Highlights of the Natural Gas Summary and Outlook for July 1, 2016 follow. The full report is available at the link below.
Natural Gas Summary and Outlook
- Price Action: The August contract rose 29.3 cents (10.9%) to $2.987 on a 33.1 cent range.
- Price Outlook: Prices easily established a new weekly high as a gas processing issue in Mississippi and extremely warm temperature forecasts combined to support prices. Weather forecasts suggest the week ending 7/15 may be the 3rd hottest since late 1993. At the same time, a fire and explosion at a processing plant reduced Gulf of Mexico supplies. Even though prices ended near the weekly high and thus a new weekly high seems the most likely path, any moderation in temps or evidence that natural gas has lost market share to coal as a result of the new pricing differentials may limit further upside. CFTC data indicated the managed money net long position increased to the largest net long position since November 25, 2014 as the short position was significantly reduced. Total open interest fell to 3.545 million as of June 28. Aggregated CME futures open interest rose to 1.070 million as of July 1.
- Weekly Storage: US working gas storage for the week ending June 24 indicated a net injection of +37 bcf that included a 5 bcf revision that lowered working gas in the Pacific Region. Thus, the implied flow for the week was +42 bcf while total working gas inventories stand at 3,140 bcf. Current inventories rise 561 bcf (21.8%) above last year while surpassing the 5 year average by 633 bcf (25.2%)

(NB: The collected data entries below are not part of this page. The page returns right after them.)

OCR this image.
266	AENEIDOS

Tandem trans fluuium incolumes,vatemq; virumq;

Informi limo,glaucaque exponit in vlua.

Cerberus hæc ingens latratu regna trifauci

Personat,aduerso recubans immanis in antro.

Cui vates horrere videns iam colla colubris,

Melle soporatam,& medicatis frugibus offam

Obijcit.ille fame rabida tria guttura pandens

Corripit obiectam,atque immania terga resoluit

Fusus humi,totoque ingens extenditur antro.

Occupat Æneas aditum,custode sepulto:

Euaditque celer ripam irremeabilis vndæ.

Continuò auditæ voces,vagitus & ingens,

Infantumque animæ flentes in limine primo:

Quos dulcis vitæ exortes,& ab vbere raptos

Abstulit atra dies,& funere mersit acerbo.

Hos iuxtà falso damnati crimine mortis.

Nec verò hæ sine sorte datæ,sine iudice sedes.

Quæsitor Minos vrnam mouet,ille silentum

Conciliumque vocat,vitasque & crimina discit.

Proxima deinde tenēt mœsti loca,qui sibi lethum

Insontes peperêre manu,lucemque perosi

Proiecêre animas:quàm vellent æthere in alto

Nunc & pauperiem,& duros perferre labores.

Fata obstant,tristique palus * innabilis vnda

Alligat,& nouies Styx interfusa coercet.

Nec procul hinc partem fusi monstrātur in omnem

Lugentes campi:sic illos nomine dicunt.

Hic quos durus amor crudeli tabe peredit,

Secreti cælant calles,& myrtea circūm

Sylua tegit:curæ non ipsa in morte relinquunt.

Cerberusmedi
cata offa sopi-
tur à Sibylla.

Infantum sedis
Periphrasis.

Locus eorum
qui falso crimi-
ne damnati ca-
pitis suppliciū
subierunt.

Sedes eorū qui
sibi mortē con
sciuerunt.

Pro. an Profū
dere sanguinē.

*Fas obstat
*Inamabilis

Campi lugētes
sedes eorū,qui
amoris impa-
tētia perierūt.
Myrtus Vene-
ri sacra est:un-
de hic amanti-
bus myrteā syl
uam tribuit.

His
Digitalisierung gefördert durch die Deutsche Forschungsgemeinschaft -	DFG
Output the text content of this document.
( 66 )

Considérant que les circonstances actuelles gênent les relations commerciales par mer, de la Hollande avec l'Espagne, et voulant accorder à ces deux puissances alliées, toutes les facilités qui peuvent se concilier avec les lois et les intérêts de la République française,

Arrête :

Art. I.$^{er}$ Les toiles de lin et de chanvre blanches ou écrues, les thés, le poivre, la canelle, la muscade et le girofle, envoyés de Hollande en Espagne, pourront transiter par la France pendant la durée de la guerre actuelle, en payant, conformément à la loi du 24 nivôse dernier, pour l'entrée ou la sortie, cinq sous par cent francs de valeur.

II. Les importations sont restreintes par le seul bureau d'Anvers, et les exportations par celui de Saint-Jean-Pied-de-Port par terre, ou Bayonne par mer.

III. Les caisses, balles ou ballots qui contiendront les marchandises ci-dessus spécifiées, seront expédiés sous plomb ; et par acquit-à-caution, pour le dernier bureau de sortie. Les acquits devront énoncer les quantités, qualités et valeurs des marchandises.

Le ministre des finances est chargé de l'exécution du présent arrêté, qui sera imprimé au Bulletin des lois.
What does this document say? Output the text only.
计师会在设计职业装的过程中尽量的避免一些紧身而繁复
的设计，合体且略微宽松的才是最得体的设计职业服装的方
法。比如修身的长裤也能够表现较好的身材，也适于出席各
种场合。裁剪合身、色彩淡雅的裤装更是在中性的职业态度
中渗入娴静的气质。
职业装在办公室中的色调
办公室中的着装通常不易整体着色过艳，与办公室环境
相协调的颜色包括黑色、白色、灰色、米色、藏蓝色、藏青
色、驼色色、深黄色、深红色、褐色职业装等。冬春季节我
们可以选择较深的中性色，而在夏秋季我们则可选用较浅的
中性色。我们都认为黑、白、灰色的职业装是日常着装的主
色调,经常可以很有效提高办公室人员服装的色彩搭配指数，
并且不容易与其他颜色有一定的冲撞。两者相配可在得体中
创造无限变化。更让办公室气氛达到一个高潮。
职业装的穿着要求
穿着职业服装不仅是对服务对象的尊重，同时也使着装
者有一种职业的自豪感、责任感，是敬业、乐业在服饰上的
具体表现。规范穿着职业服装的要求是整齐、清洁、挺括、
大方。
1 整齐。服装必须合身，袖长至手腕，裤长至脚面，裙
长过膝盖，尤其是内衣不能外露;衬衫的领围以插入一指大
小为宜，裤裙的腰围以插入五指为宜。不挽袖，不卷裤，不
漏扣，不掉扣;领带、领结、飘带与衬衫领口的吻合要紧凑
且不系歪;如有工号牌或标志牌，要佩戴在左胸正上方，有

- Storage Outlook: There was indeed a 5 bcf revision in the Pacific Region, as we expected. While working gas inventories rose +37 bcf, the weekly implied flow was +42 bcf, which is the basis for our temperature adjusted analysis.
- Supply Trends: Total supply rose +0.2 bcf/d to 74.5 bcf/d. US production, LNG imports and Mexican exports were higher. Canadian imports were unchanged. The US Baker Hughes rig count rose 10 as oil activity increased while natural gas slipped. The total US rig count now stands at 431. The Canadian rig count was unchanged at 75. Thus, the total North American rig count rose 10 to 506 and now trails last year by 495, which is down from the record 1,441 yearly deficit recorded on December 11, 2015. The higher efficiency US horizontal rig count rose 7 to 332 and falls 325 below last year. The EIA monthly report revealed a larger than expected drop in April production.
- Demand Trends: Total demand rose +1.5 bcf/d to 65.6 bcf/d. Power and R&C demand rose while industrial fell. Electricity demand rose 3,665 gigawatt-hrs to 88,590 which exceeds last year by 1,464 (1.7%) and the 5 year average by 2,750 (3.2%). The EIA monthly report revealed a record April demand level as was the case in much of 2015. This underlying demand strength is bullish on a longer term basis.
- Other Factors: Nuclear generation fell 1,246 MW in the reference week to 90,050 MW. This is 3,696 MW lower than last year and 2,773 MW lower than the 5 year average. Recent output is near 92,500 MW.